In an article published in Forbes last month, energy consultant Jude Clemente wrote that the ” immense, low-cost gas resource base encourages rapid growth across the production, transport, and trading, and consumption chain.”

In other words, demand for cheap natural gas is going to jump going forward, according to Clemente. Meanwhile, between January 2019 and November 2019, China’s natural gas demand increased 9% year-over-year, and “Chinese demand is expected to continue to grow until 2050,” according to

Aviation and GE Stock

The unit’s revenue rose 8% in Q3, and its operating profit rose 3% to $1.7 billion. At the end of the quarter, its backlog was an incredible $253 billion, up 20% year-over-year.

The unit will continue to be hurt by the issues with Boeing’s (NYSE:BA) MAX plane, but Boeing’s decision to stop production of the plane could actually be positive in the near-term for GE. After all, GE loses money on producing and selling plane engines (it makes money by providing additional parts for the engines and servicing them after they’ve been used for a while).

Moreover, the unit’s huge backlog and many new orders from Airbus (OTC:EADSY) probably kept it going strong in Q4. Given those strong, positive catalysts, the unit will probably keep delivering very impressive results for the rest of 2020.

Additionally, new orders from overseas, such as the recent $4 billion deal between a GE joint venture and Qatar Airways, should enable Aviation’s results to keep boosting GE stock.

Renewables and GE Stock

In Q3, the unit’s orders soared 30% YoY, while its equipment orders jumped a very impressive 66% and its revenue rose 13% YoY. Culp said the unit was benefiting from “strength in international orders and (higher) order pricing.”

On the other hand, Renewables lost $98 million, down from a profit of $116 million a year earlier. Older contracts and the consolidation of joint ventures the company had previously acquired dragged down the unit’s bottom line.

Those issues likely eased in Q4 and are likely to further recede this quarter as more time elapses since the acquisition. The huge increase in the unit’s orders bodes very well for the unit.

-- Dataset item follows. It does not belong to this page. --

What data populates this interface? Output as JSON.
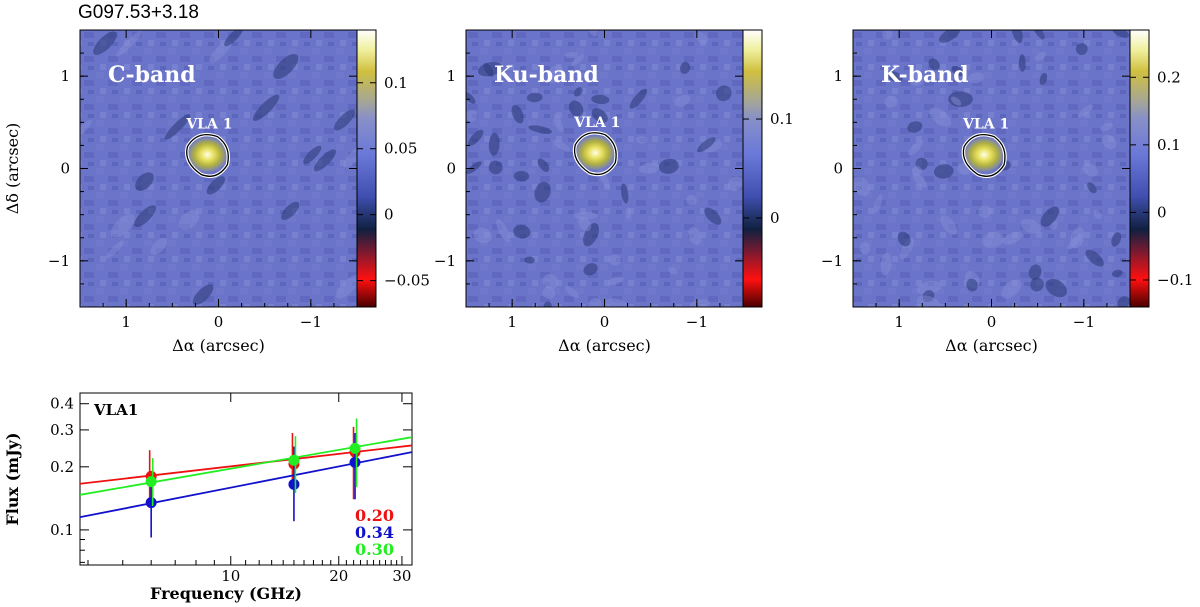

The offshore wind deal the company signed with China in November also bodes well for GE. As I noted in a previous column, under the deal, the company will “provide 715 megawatts of its offshore wind turbines to China. That’s a lot of turbines.”

All told, GE won 1.2 gigawatts of wind power orders from China last year. The company should win many more lucrative offshore wind turbine orders going forward. A research firm estimated that the U.S. wind energy market alone could be worth $70 billion by 2030, according to CNBC. GE is currently the leading producer of U.S. wind turbines.

Healthcare and GE Stock

In Q3, the unit’s top line rose 5% YoY, and its profit jumped 13% to $974 million.  Its orders rose just 1%, though.

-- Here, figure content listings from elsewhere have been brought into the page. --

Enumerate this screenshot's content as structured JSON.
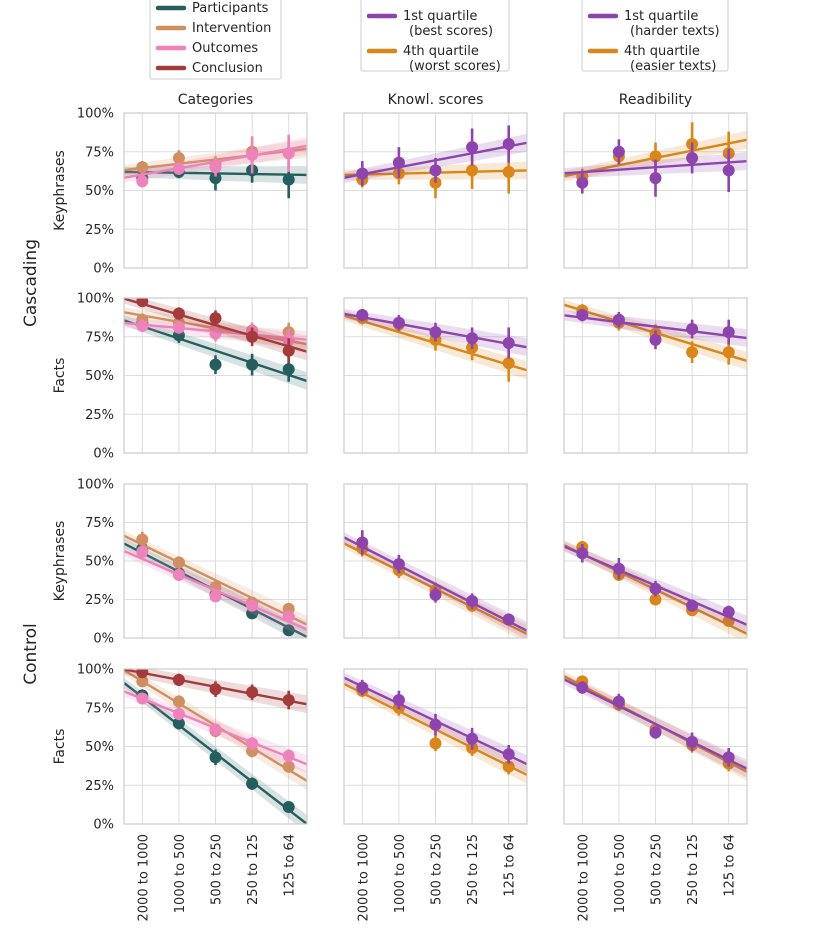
{
  "colors": {
    "participants": "#255e5f",
    "intervention": "#d08f60",
    "outcomes": "#ee82bb",
    "conclusion": "#a33b3b",
    "q1": "#8e44ad",
    "q4": "#d9861a",
    "grid": "#dddddd",
    "spine": "#cccccc"
  },
  "legends": [
    {
      "entries": [
        {
          "label": "Participants",
          "color_key": "participants"
        },
        {
          "label": "Intervention",
          "color_key": "intervention"
        },
        {
          "label": "Outcomes",
          "color_key": "outcomes"
        },
        {
          "label": "Conclusion",
          "color_key": "conclusion"
        }
      ]
    },
    {
      "entries": [
        {
          "label": "1st quartile",
          "sublabel": "(best scores)",
          "color_key": "q1"
        },
        {
          "label": "4th quartile",
          "sublabel": "(worst scores)",
          "color_key": "q4"
        }
      ]
    },
    {
      "entries": [
        {
          "label": "1st quartile",
          "sublabel": "(harder texts)",
          "color_key": "q1"
        },
        {
          "label": "4th quartile",
          "sublabel": "(easier texts)",
          "color_key": "q4"
        }
      ]
    }
  ],
  "chart_data": {
    "type": "scatter",
    "column_titles": [
      "Categories",
      "Knowl. scores",
      "Readibility"
    ],
    "row_labels": [
      "Keyphrases",
      "Facts",
      "Keyphrases",
      "Facts"
    ],
    "group_labels": [
      "Cascading",
      "Control"
    ],
    "categories": [
      "2000 to 1000",
      "1000 to 500",
      "500 to 250",
      "250 to 125",
      "125 to 64"
    ],
    "yticks": [
      "0%",
      "25%",
      "50%",
      "75%",
      "100%"
    ],
    "ylim": [
      0,
      100
    ],
    "panels": [
      {
        "row": 0,
        "col": 0,
        "series": [
          {
            "key": "participants",
            "name": "Participants",
            "points": [
              [
                58,
                4
              ],
              [
                62,
                4
              ],
              [
                58,
                8
              ],
              [
                63,
                8
              ],
              [
                57,
                12
              ]
            ],
            "line": [
              62,
              60
            ]
          },
          {
            "key": "intervention",
            "name": "Intervention",
            "points": [
              [
                65,
                4
              ],
              [
                71,
                5
              ],
              [
                67,
                5
              ],
              [
                75,
                6
              ],
              [
                74,
                8
              ]
            ],
            "line": [
              63,
              77
            ]
          },
          {
            "key": "conclusion",
            "name": "Conclusion",
            "points": [],
            "line": null
          },
          {
            "key": "outcomes",
            "name": "Outcomes",
            "points": [
              [
                56,
                4
              ],
              [
                64,
                4
              ],
              [
                65,
                6
              ],
              [
                73,
                12
              ],
              [
                74,
                12
              ]
            ],
            "line": [
              58,
              79
            ]
          }
        ]
      },
      {
        "row": 0,
        "col": 1,
        "series": [
          {
            "key": "q4",
            "name": "4th quartile",
            "points": [
              [
                57,
                5
              ],
              [
                61,
                7
              ],
              [
                55,
                10
              ],
              [
                63,
                12
              ],
              [
                62,
                14
              ]
            ],
            "line": [
              60,
              63
            ]
          },
          {
            "key": "q1",
            "name": "1st quartile",
            "points": [
              [
                61,
                8
              ],
              [
                68,
                10
              ],
              [
                63,
                8
              ],
              [
                78,
                12
              ],
              [
                80,
                12
              ]
            ],
            "line": [
              58,
              81
            ]
          }
        ]
      },
      {
        "row": 0,
        "col": 2,
        "series": [
          {
            "key": "q4",
            "name": "4th quartile",
            "points": [
              [
                59,
                5
              ],
              [
                72,
                6
              ],
              [
                72,
                9
              ],
              [
                80,
                14
              ],
              [
                74,
                14
              ]
            ],
            "line": [
              59,
              83
            ]
          },
          {
            "key": "q1",
            "name": "1st quartile",
            "points": [
              [
                55,
                7
              ],
              [
                75,
                8
              ],
              [
                58,
                12
              ],
              [
                71,
                10
              ],
              [
                63,
                14
              ]
            ],
            "line": [
              61,
              69
            ]
          }
        ]
      },
      {
        "row": 1,
        "col": 0,
        "series": [
          {
            "key": "participants",
            "name": "Participants",
            "points": [
              [
                84,
                4
              ],
              [
                76,
                5
              ],
              [
                57,
                6
              ],
              [
                57,
                7
              ],
              [
                54,
                8
              ]
            ],
            "line": [
              86,
              46
            ]
          },
          {
            "key": "intervention",
            "name": "Intervention",
            "points": [
              [
                86,
                4
              ],
              [
                84,
                4
              ],
              [
                80,
                5
              ],
              [
                79,
                5
              ],
              [
                78,
                6
              ]
            ],
            "line": [
              91,
              70
            ]
          },
          {
            "key": "outcomes",
            "name": "Outcomes",
            "points": [
              [
                82,
                4
              ],
              [
                81,
                4
              ],
              [
                77,
                5
              ],
              [
                78,
                6
              ],
              [
                73,
                7
              ]
            ],
            "line": [
              84,
              73
            ]
          },
          {
            "key": "conclusion",
            "name": "Conclusion",
            "points": [
              [
                98,
                3
              ],
              [
                90,
                4
              ],
              [
                87,
                5
              ],
              [
                75,
                6
              ],
              [
                66,
                8
              ]
            ],
            "line": [
              100,
              65
            ]
          }
        ]
      },
      {
        "row": 1,
        "col": 1,
        "series": [
          {
            "key": "q4",
            "name": "4th quartile",
            "points": [
              [
                87,
                4
              ],
              [
                83,
                5
              ],
              [
                73,
                7
              ],
              [
                68,
                8
              ],
              [
                58,
                12
              ]
            ],
            "line": [
              89,
              53
            ]
          },
          {
            "key": "q1",
            "name": "1st quartile",
            "points": [
              [
                89,
                4
              ],
              [
                84,
                5
              ],
              [
                78,
                6
              ],
              [
                74,
                7
              ],
              [
                71,
                10
              ]
            ],
            "line": [
              90,
              68
            ]
          }
        ]
      },
      {
        "row": 1,
        "col": 2,
        "series": [
          {
            "key": "q4",
            "name": "4th quartile",
            "points": [
              [
                92,
                4
              ],
              [
                84,
                5
              ],
              [
                77,
                6
              ],
              [
                65,
                7
              ],
              [
                65,
                8
              ]
            ],
            "line": [
              96,
              59
            ]
          },
          {
            "key": "q1",
            "name": "1st quartile",
            "points": [
              [
                89,
                4
              ],
              [
                86,
                5
              ],
              [
                73,
                6
              ],
              [
                80,
                6
              ],
              [
                78,
                8
              ]
            ],
            "line": [
              89,
              74
            ]
          }
        ]
      },
      {
        "row": 2,
        "col": 0,
        "series": [
          {
            "key": "participants",
            "name": "Participants",
            "points": [
              [
                58,
                4
              ],
              [
                42,
                4
              ],
              [
                28,
                4
              ],
              [
                16,
                3
              ],
              [
                5,
                3
              ]
            ],
            "line": [
              62,
              0
            ]
          },
          {
            "key": "intervention",
            "name": "Intervention",
            "points": [
              [
                64,
                5
              ],
              [
                49,
                4
              ],
              [
                33,
                3
              ],
              [
                23,
                3
              ],
              [
                19,
                3
              ]
            ],
            "line": [
              67,
              8
            ]
          },
          {
            "key": "outcomes",
            "name": "Outcomes",
            "points": [
              [
                56,
                4
              ],
              [
                41,
                4
              ],
              [
                27,
                3
              ],
              [
                21,
                3
              ],
              [
                14,
                3
              ]
            ],
            "line": [
              57,
              5
            ]
          }
        ]
      },
      {
        "row": 2,
        "col": 1,
        "series": [
          {
            "key": "q4",
            "name": "4th quartile",
            "points": [
              [
                58,
                5
              ],
              [
                44,
                5
              ],
              [
                31,
                5
              ],
              [
                21,
                4
              ],
              [
                12,
                3
              ]
            ],
            "line": [
              62,
              2
            ]
          },
          {
            "key": "q1",
            "name": "1st quartile",
            "points": [
              [
                62,
                8
              ],
              [
                48,
                6
              ],
              [
                28,
                5
              ],
              [
                24,
                5
              ],
              [
                12,
                3
              ]
            ],
            "line": [
              66,
              4
            ]
          }
        ]
      },
      {
        "row": 2,
        "col": 2,
        "series": [
          {
            "key": "q4",
            "name": "4th quartile",
            "points": [
              [
                59,
                4
              ],
              [
                41,
                4
              ],
              [
                25,
                3
              ],
              [
                18,
                3
              ],
              [
                11,
                3
              ]
            ],
            "line": [
              61,
              2
            ]
          },
          {
            "key": "q1",
            "name": "1st quartile",
            "points": [
              [
                55,
                6
              ],
              [
                45,
                7
              ],
              [
                32,
                5
              ],
              [
                21,
                4
              ],
              [
                17,
                4
              ]
            ],
            "line": [
              60,
              8
            ]
          }
        ]
      },
      {
        "row": 3,
        "col": 0,
        "series": [
          {
            "key": "participants",
            "name": "Participants",
            "points": [
              [
                83,
                3
              ],
              [
                65,
                4
              ],
              [
                43,
                5
              ],
              [
                26,
                4
              ],
              [
                11,
                3
              ]
            ],
            "line": [
              92,
              -1
            ]
          },
          {
            "key": "intervention",
            "name": "Intervention",
            "points": [
              [
                92,
                3
              ],
              [
                79,
                4
              ],
              [
                60,
                4
              ],
              [
                47,
                4
              ],
              [
                37,
                4
              ]
            ],
            "line": [
              100,
              27
            ]
          },
          {
            "key": "outcomes",
            "name": "Outcomes",
            "points": [
              [
                81,
                3
              ],
              [
                71,
                4
              ],
              [
                61,
                4
              ],
              [
                52,
                4
              ],
              [
                44,
                4
              ]
            ],
            "line": [
              86,
              38
            ]
          },
          {
            "key": "conclusion",
            "name": "Conclusion",
            "points": [
              [
                98,
                3
              ],
              [
                93,
                4
              ],
              [
                87,
                5
              ],
              [
                85,
                5
              ],
              [
                80,
                6
              ]
            ],
            "line": [
              100,
              77
            ]
          }
        ]
      },
      {
        "row": 3,
        "col": 1,
        "series": [
          {
            "key": "q4",
            "name": "4th quartile",
            "points": [
              [
                86,
                4
              ],
              [
                75,
                5
              ],
              [
                52,
                5
              ],
              [
                49,
                5
              ],
              [
                37,
                5
              ]
            ],
            "line": [
              91,
              31
            ]
          },
          {
            "key": "q1",
            "name": "1st quartile",
            "points": [
              [
                88,
                5
              ],
              [
                80,
                6
              ],
              [
                64,
                7
              ],
              [
                55,
                7
              ],
              [
                45,
                6
              ]
            ],
            "line": [
              95,
              38
            ]
          }
        ]
      },
      {
        "row": 3,
        "col": 2,
        "series": [
          {
            "key": "q4",
            "name": "4th quartile",
            "points": [
              [
                92,
                3
              ],
              [
                77,
                4
              ],
              [
                61,
                4
              ],
              [
                51,
                5
              ],
              [
                39,
                5
              ]
            ],
            "line": [
              96,
              33
            ]
          },
          {
            "key": "q1",
            "name": "1st quartile",
            "points": [
              [
                88,
                4
              ],
              [
                79,
                5
              ],
              [
                59,
                4
              ],
              [
                53,
                6
              ],
              [
                43,
                6
              ]
            ],
            "line": [
              94,
              35
            ]
          }
        ]
      }
    ]
  }
}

But Healthcare appears to be innovating very effectively. Culp said it “received the industry’s first FDA clearance to embed AI apps on a medical device for triage.”

As I pointed out in a previous column, GE announced on Dec. 1 that it had launched 30 new, money-saving healthcare products. I continue to believe that demand for at least some of these products will be very strong because they save radiologists, who are very expensive, a great deal of time. The unit’s growth should accelerate meaningfully over time as a result.

The Bottom Line on GE Stock

So far, Culp has kept his important promises and met his crucial targets. So investors should be willing to trust his statement that the company’s results will improve in 2020 and 2021.

Moreover, all of GE’s units seem to be improving, and their growth looks poised to accelerate meaningfully, making GE stock attractive.

As of this writing, Larry Ramer owned shares of GE stock.